Der Vamed-Fall verdeutlicht die komplexe Balance zwischen öffentlicher Verantwortung und privatwirtschaftlichen Interessen im österreichischen Rehabilitationssektor. Er markiert einen wichtigen Moment in der Entwicklung der österreichischen Reha-Landschaft, der grundlegende Fragen zur Qualitätssicherung und Verfügbarkeit von Rehabilitationsleistungen aufwirft. Univ.-Prof. Dr. Martin Halla betont, dass private Anbieter im österreichischen Reha-Sektor nicht ungewöhnlich sind, jedoch einer effektiven Regulierung und strengen Qualitätskontrolle bedürfen. Dies gilt besonders für Leistungen, die von den Sozialversicherungsträgern finanziert werden. Das bestehende LKF-System zeigt bereits, wie transparente Abrechnungsmodelle zur Qualitätssicherung beitragen können.

Balance mittels regionaler Kontrolle

Die regionale Kontrolle bleibt dabei ein wichtiger Faktor, wie das Beispiel Oberösterreich zeigt: Das Land behält seine Minderheitsbeteiligung am Neurologischen Therapiezentrum Gmundnerberg und am Reha-Zentrum Enns, verbunden mit erweiterten Mitspracherechten und Vorkaufsoptionen. Auch die vorübergehende Beteiligung der Porr AG und die noch ausstehende Entscheidung über die Kinder- und Jugendreha St. Veit unterstreichen die Bedeutung regionaler Strukturen. Vamed selbst verweist auf die langjährige erfolgreiche Zusammenarbeit zwischen öffentlichen und privaten Einrichtungen im österreichischen Reha-Sektor. Die Vamed -Care-Einrichtungen operieren seit über zwei Jahrzehnten unter privater Mehrheitsbeteiligung – ein Modell, das die Vereinbarkeit von privatwirtschaftlichem Engagement und öffentlichem Versorgungsauftrag demonstriert.
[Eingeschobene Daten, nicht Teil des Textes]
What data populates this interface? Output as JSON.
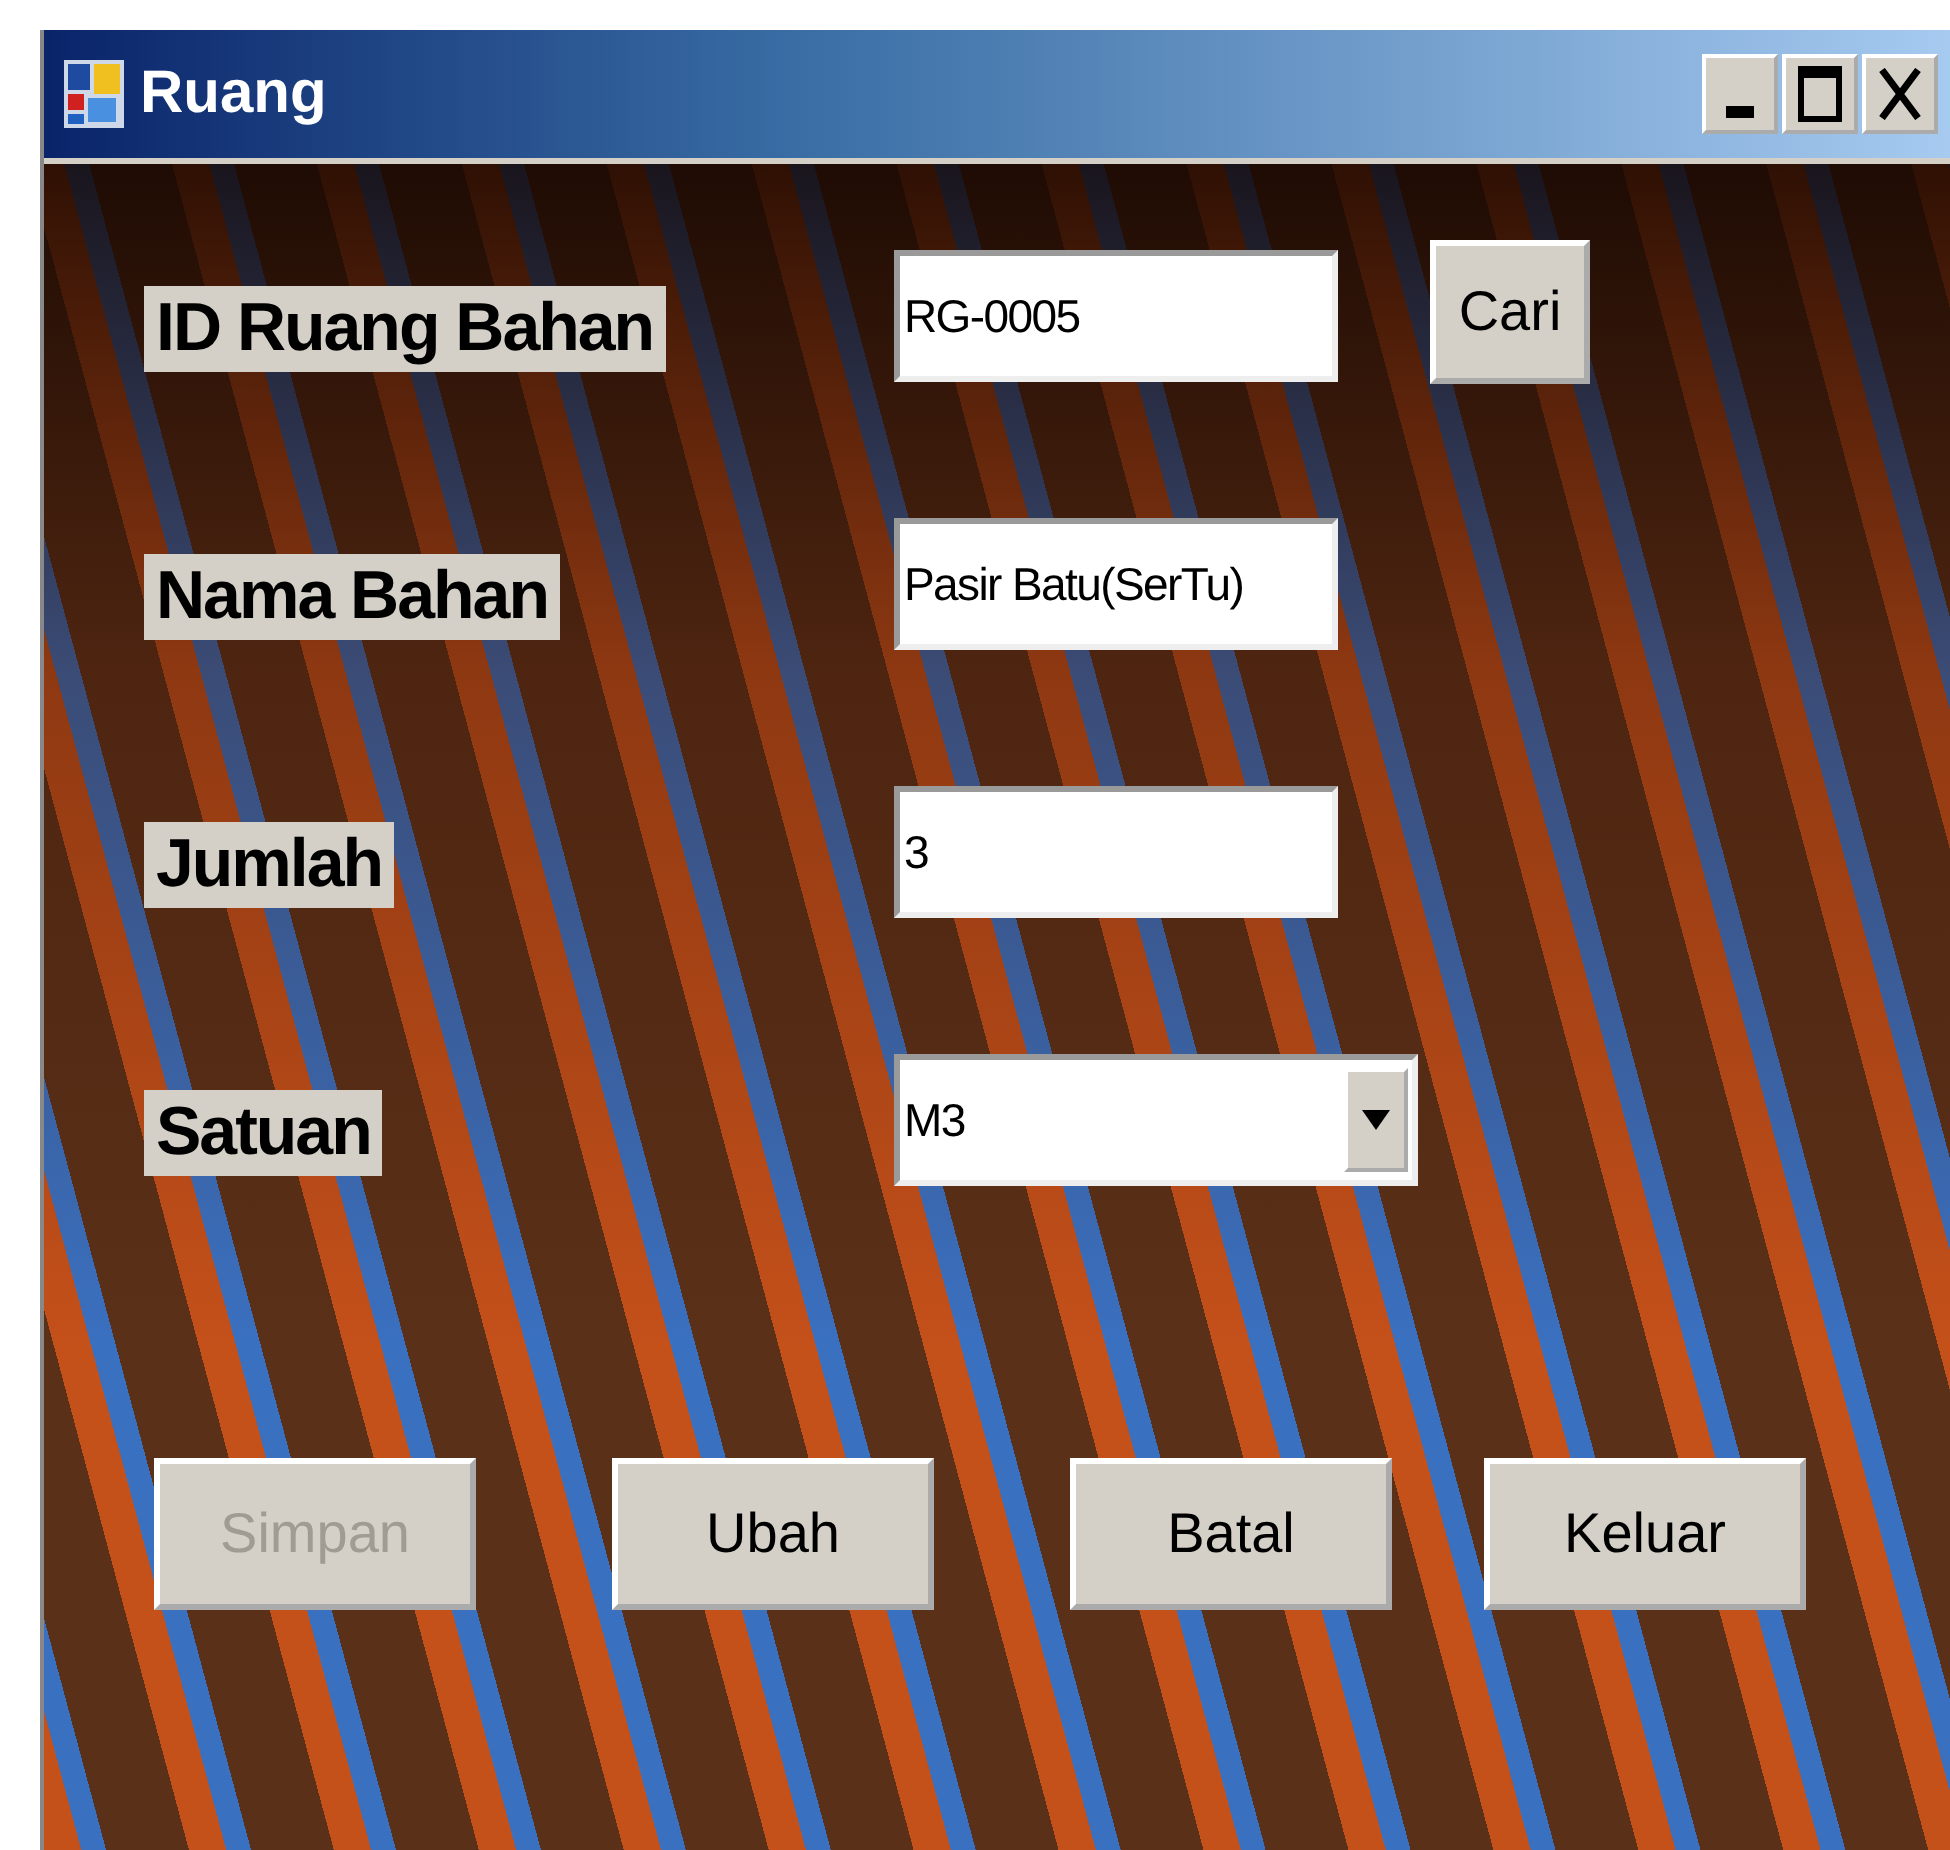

Der Vamed-Fall steht sinnbildlich für tiefgreifende Veränderungen im österreichischen Reha-Markt und Gesundheitssystem insgesamt. Er markiert die wachsende Bedeutung privater Investoren in einem Bereich, der lange von öffentlichen Strukturen geprägt war. Die Herausforderung liegt dabei in der Balance zwischen ökonomischer Effizienz und den Prinzipien eines solidarischen Versorgungssystems. Private Anbieter können Innovationskraft und Modernisierung fördern, bergen jedoch die Gefahr, durch Kommerzialisierung soziale Gerechtigkeit und Versorgungsqualität zu gefährden. Der Reha-Markt, als wesentlicher Bestandteil des Gesundheitswesens, zeigt exemplarisch, wie ein integratives Modell entstehen könnte, das öffentliche und private Stärken strategisch verbindet.
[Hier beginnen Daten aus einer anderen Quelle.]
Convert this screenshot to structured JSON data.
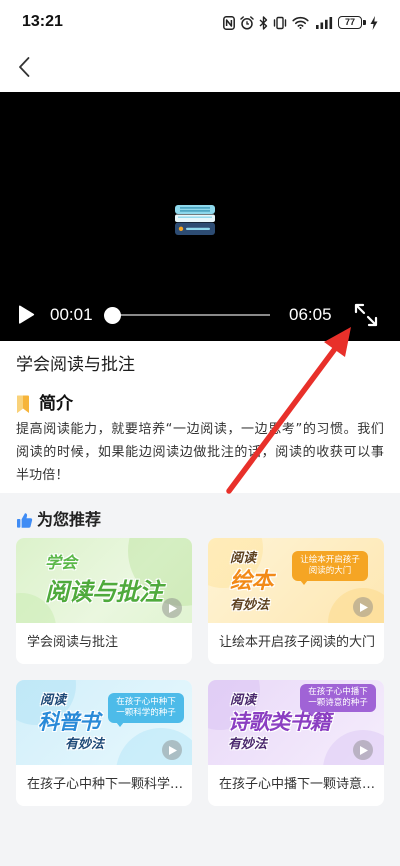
{
  "status_bar": {
    "time": "13:21",
    "battery_level": "77",
    "icons": [
      "nfc-icon",
      "alarm-icon",
      "bluetooth-icon",
      "vibrate-icon",
      "wifi-icon",
      "signal-icon",
      "battery-icon",
      "charging-icon"
    ]
  },
  "nav": {
    "back_icon": "chevron-left-icon"
  },
  "video": {
    "center_icon": "book-stack-icon",
    "play_icon": "play-icon",
    "fullscreen_icon": "fullscreen-expand-icon",
    "current_time": "00:01",
    "duration": "06:05",
    "progress": 0.003
  },
  "lesson": {
    "title": "学会阅读与批注"
  },
  "intro": {
    "icon": "bookmark-icon",
    "heading": "简介",
    "text": "提高阅读能力，就要培养“一边阅读，一边思考”的习惯。我们阅读的时候，如果能边阅读边做批注的话，阅读的收获可以事半功倍！"
  },
  "recommend": {
    "icon": "thumbs-up-icon",
    "heading": "为您推荐",
    "cards": [
      {
        "title": "学会阅读与批注",
        "theme_color": "#4faa3c",
        "thumb": {
          "kicker": "学会",
          "headline": "阅读与批注",
          "play_icon": "play-icon"
        }
      },
      {
        "title": "让绘本开启孩子阅读的大门",
        "theme_color": "#f28a18",
        "bubble_color": "#f5a524",
        "thumb": {
          "kicker": "阅读",
          "headline": "绘本",
          "subline": "有妙法",
          "bubble": [
            "让绘本开启孩子",
            "阅读的大门"
          ],
          "play_icon": "play-icon"
        }
      },
      {
        "title": "在孩子心中种下一颗科学…",
        "theme_color": "#2a8ad8",
        "bubble_color": "#4dbbe9",
        "thumb": {
          "kicker": "阅读",
          "headline": "科普书",
          "subline": "有妙法",
          "bubble": [
            "在孩子心中种下",
            "一颗科学的种子"
          ],
          "play_icon": "play-icon"
        }
      },
      {
        "title": "在孩子心中播下一颗诗意…",
        "theme_color": "#8b3fc2",
        "bubble_color": "#a063d6",
        "thumb": {
          "kicker": "阅读",
          "headline": "诗歌类书籍",
          "subline": "有妙法",
          "bubble": [
            "在孩子心中播下",
            "一颗诗意的种子"
          ],
          "play_icon": "play-icon"
        }
      }
    ]
  },
  "colors": {
    "page_bg": "#f3f4f6",
    "video_bg": "#000000",
    "bookmark": "#f6b43a",
    "thumbs_up": "#3f8cf5",
    "annotation_arrow": "#e8302a"
  }
}
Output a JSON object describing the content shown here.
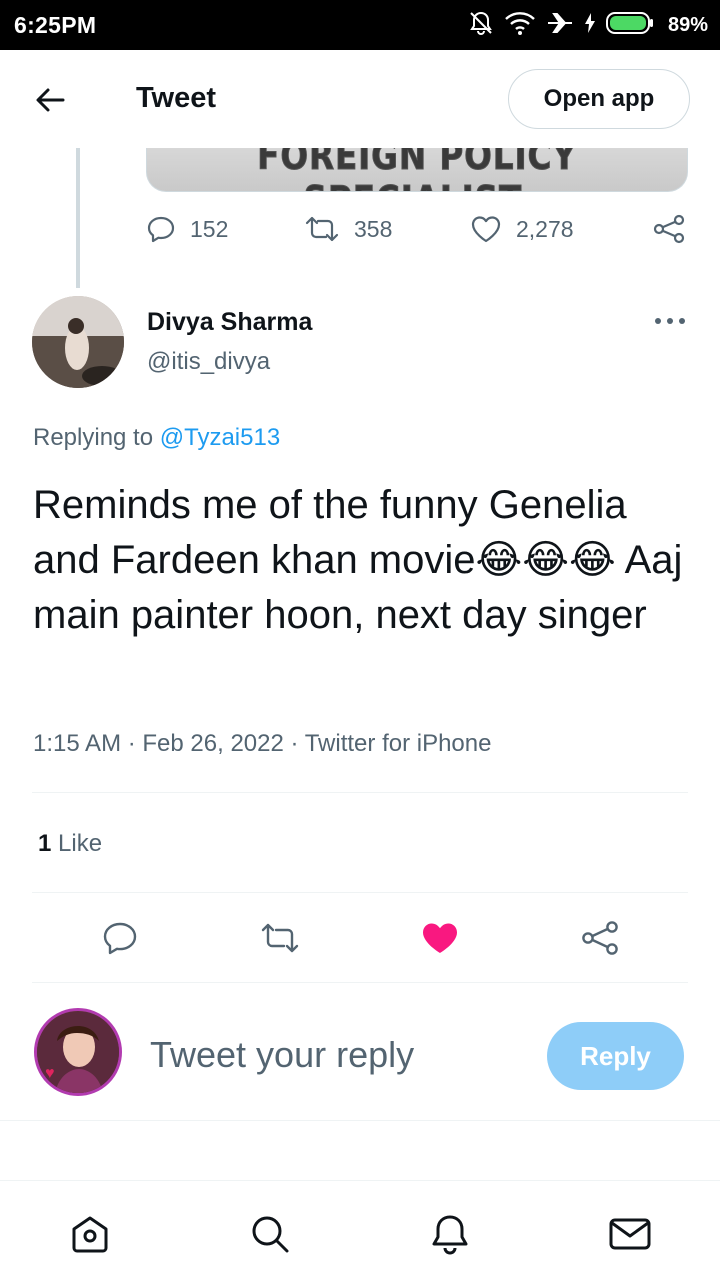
{
  "status_bar": {
    "time": "6:25PM",
    "battery_percent": "89%",
    "icons": [
      "mute-icon",
      "wifi-icon",
      "airplane-icon",
      "charging-icon",
      "battery-icon"
    ]
  },
  "header": {
    "title": "Tweet",
    "open_app_label": "Open app"
  },
  "parent_tweet": {
    "media_caption_text": "FOREIGN POLICY SPECIALIST.",
    "reply_count": "152",
    "retweet_count": "358",
    "like_count": "2,278"
  },
  "tweet": {
    "display_name": "Divya Sharma",
    "handle": "@itis_divya",
    "replying_prefix": "Replying to ",
    "replying_to": "@Tyzai513",
    "text": "Reminds me of the funny Genelia and Fardeen khan movie😂😂😂 Aaj main painter hoon, next day singer",
    "meta": "1:15 AM · Feb 26, 2022 · Twitter for iPhone",
    "likes_count": "1",
    "likes_label": " Like",
    "liked": true
  },
  "composer": {
    "placeholder": "Tweet your reply",
    "reply_button_label": "Reply"
  },
  "bottom_nav": {
    "items": [
      "home-icon",
      "search-icon",
      "notifications-icon",
      "messages-icon"
    ]
  },
  "colors": {
    "accent": "#1d9bf0",
    "like_pink": "#f91880",
    "reply_button_disabled": "#8ecdf8",
    "secondary_text": "#536471"
  }
}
Der Druck auf öffentliche Budgets fördert die Einbindung privater Akteure, doch bleibt es entscheidend, dass Patientenwohl und soziale Verantwortung nicht Marktmechanismen untergeordnet werden. Der Vamed -Fall könnte dabei als Wendepunkt wirken – entweder als Impulsgeber für Reformen oder als Warnsignal für Fehlentwicklungen. Für den österreichischen Reha-Markt gilt: Nur durch kluge Regulierung und einen kontinuierlichen Dialog kann ein System entstehen, das Innovation, Effizienz und Solidarität vereint. Die kommenden Jahre werden zeigen, ob Österreich diese Balance findet.